After Georgia’s controversial gubernatorial election in 2018, which would have made Abrams the first Black woman to be elected governor anywhere in the United States had she won, Abrams decided to present a new strategy to Democrats: they could win more races by being more inclusive of disengaged voters of color rather than focusing on persuading undecided, moderate, usually white voters. That same year, Abrams founded Fair Fight, an organization that promotes fair elections, encourages voter participation, and educates voters about their rights. The organization was able to register an estimated 800,000 new voters in Georgia, nearly half of whom are people of color, by the presidential election.

Abrams was not the sole influence in registering new voters and helping nudge swing states to be blue, and though she has done incredible work, we must also continue to remind ourselves that she was not the only one participating in local organization. Doing so will trap us in a perspective analogous to that through which we see the Civil Rights Movement, namely our idolization of Dr. Martin Luther King Jr. and Rosa Parks at the cost of oversimplifying their true ideologies and obscuring the tireless work of other grassroots activists. 

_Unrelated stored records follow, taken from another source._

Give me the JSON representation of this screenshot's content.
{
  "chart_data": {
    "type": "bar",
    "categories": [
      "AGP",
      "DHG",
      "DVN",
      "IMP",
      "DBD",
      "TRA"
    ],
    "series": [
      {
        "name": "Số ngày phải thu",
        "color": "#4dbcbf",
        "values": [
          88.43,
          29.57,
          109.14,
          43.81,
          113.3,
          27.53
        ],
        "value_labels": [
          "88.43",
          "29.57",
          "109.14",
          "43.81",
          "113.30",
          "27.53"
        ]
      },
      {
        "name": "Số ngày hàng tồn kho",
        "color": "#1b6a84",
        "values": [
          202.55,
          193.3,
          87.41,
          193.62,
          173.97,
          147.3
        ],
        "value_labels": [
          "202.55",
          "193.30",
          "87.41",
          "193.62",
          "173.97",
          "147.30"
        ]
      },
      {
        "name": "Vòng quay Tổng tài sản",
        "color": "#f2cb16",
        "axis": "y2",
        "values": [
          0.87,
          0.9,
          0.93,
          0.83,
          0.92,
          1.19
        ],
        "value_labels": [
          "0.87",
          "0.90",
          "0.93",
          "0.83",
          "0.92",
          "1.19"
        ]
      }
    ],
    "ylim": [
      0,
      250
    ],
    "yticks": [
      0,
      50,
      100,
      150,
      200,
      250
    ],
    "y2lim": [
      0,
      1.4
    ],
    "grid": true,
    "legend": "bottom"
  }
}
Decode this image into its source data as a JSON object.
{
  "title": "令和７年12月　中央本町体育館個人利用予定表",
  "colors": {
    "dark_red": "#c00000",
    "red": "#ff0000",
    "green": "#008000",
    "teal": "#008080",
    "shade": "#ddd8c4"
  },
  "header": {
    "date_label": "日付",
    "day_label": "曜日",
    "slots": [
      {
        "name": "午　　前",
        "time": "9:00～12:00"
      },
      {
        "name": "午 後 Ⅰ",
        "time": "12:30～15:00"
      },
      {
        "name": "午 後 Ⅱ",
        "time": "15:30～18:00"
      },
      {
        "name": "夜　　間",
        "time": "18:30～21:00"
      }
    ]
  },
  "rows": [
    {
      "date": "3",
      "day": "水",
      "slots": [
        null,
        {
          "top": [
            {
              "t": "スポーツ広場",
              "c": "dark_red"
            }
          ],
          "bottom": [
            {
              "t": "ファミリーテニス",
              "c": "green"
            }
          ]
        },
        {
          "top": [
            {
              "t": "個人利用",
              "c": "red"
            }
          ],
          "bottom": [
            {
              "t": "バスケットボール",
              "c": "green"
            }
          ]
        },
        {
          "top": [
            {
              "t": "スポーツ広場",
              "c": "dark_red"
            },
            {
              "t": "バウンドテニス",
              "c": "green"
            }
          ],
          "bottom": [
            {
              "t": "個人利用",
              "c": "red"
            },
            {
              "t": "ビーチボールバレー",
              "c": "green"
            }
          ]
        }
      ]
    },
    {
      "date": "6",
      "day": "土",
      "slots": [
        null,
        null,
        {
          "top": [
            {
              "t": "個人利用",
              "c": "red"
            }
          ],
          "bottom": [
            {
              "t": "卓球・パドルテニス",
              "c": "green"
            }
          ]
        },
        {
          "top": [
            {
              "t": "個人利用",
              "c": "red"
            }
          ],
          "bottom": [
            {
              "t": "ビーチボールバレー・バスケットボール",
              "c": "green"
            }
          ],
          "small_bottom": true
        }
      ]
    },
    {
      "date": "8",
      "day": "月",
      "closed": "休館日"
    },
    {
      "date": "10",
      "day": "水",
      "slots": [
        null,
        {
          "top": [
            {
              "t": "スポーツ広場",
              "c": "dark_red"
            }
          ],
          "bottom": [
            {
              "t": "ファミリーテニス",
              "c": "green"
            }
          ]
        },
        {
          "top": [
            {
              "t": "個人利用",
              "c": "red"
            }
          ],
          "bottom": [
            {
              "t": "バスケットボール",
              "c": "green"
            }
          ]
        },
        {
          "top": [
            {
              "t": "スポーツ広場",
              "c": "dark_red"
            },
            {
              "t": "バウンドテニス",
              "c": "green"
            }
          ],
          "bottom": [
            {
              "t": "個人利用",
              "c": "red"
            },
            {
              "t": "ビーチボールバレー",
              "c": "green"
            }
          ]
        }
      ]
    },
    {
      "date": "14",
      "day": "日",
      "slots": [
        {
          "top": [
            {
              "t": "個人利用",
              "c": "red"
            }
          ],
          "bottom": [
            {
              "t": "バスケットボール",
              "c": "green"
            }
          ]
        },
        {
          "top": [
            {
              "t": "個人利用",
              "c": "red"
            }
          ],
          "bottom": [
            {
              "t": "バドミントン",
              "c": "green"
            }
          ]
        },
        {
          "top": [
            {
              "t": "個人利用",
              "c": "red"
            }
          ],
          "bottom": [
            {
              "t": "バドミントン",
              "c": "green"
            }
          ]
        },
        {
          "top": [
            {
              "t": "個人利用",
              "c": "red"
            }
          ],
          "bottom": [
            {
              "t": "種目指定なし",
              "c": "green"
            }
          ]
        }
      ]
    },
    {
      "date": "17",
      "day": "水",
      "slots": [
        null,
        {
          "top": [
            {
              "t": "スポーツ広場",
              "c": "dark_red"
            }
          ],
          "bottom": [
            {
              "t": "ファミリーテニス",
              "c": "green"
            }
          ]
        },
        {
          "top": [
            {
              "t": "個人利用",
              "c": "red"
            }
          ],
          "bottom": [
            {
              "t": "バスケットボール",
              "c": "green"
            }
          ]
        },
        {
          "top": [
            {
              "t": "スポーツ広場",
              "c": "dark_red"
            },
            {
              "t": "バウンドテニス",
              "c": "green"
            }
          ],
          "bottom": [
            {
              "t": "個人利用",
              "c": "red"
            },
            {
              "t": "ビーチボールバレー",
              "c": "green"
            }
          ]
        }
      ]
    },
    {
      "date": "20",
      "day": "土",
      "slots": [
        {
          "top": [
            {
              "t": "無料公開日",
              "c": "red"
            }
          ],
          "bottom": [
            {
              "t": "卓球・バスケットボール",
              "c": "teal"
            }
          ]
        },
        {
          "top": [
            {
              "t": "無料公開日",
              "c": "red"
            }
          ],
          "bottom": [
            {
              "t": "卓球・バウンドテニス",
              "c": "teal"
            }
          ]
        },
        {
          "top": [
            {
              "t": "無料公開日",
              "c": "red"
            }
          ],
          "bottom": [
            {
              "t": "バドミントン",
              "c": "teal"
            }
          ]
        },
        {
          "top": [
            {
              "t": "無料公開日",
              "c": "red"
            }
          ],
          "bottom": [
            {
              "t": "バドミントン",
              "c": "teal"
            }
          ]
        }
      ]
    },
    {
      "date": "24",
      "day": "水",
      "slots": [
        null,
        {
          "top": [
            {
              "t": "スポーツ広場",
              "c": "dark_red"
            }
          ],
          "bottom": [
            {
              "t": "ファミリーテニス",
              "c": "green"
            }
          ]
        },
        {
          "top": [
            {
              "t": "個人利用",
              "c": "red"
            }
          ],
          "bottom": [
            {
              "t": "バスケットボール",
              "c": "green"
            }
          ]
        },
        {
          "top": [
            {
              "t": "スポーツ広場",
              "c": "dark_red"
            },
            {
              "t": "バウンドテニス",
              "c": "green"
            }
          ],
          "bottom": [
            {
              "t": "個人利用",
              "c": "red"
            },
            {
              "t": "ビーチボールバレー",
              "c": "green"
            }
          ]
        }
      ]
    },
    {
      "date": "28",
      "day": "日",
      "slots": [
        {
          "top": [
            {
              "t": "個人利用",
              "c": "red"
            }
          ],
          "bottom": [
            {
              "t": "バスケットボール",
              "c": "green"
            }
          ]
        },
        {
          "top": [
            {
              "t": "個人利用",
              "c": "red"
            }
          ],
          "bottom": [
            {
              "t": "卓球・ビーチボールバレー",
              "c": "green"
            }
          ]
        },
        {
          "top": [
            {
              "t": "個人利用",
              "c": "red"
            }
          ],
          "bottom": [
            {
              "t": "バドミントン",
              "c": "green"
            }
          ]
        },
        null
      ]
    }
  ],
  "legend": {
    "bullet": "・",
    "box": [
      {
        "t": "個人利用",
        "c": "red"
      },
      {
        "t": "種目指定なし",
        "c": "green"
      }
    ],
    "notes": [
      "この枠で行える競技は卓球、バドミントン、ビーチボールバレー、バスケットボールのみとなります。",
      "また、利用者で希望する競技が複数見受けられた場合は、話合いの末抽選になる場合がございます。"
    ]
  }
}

In fact, many people in key cities like Atlanta, Philadelphia, or Pittsburgh credit Black women in their communities for encouraging people to exercise their right to vote. Women of color have played an increasingly large role in elections, whether through record-breaking participation in them or registering and educating family, friends, and local community members. Their years-long work is so notable that it, alongside Georgia’s flip from red to blue, has people questioning whether the South has started straying from Republicans. 

What the work of Abrams and grassroots organizers  in voter participation reveals to us is the indisputable significance of enacting change on the local level. It is tempting to make sweeping statements about what we should do, but more often than not, doing so produces empty shells rather than genuine action. In order for us to see real progress, we must build a foundation for it, piece by piece, as people, specifically Black women, have been doing in Georgia for the past few years. 

The results of the 2020 presidential election were not guaranteed and continue to be contested to this day, weeks after a white supremacy-fueled insurrection that rocked our nation. But as Amanda Gorman stated in her inaugural poem, “While democracy can be periodically delayed / it can never be permanently defeated.” Now more than ever, we need grassroots organizers to help spur the change that this country needs; if only we look hard enough and offer our support, we will find a Stacey Abrams in every corner of the fight for justice—a fight that is nowhere near its end.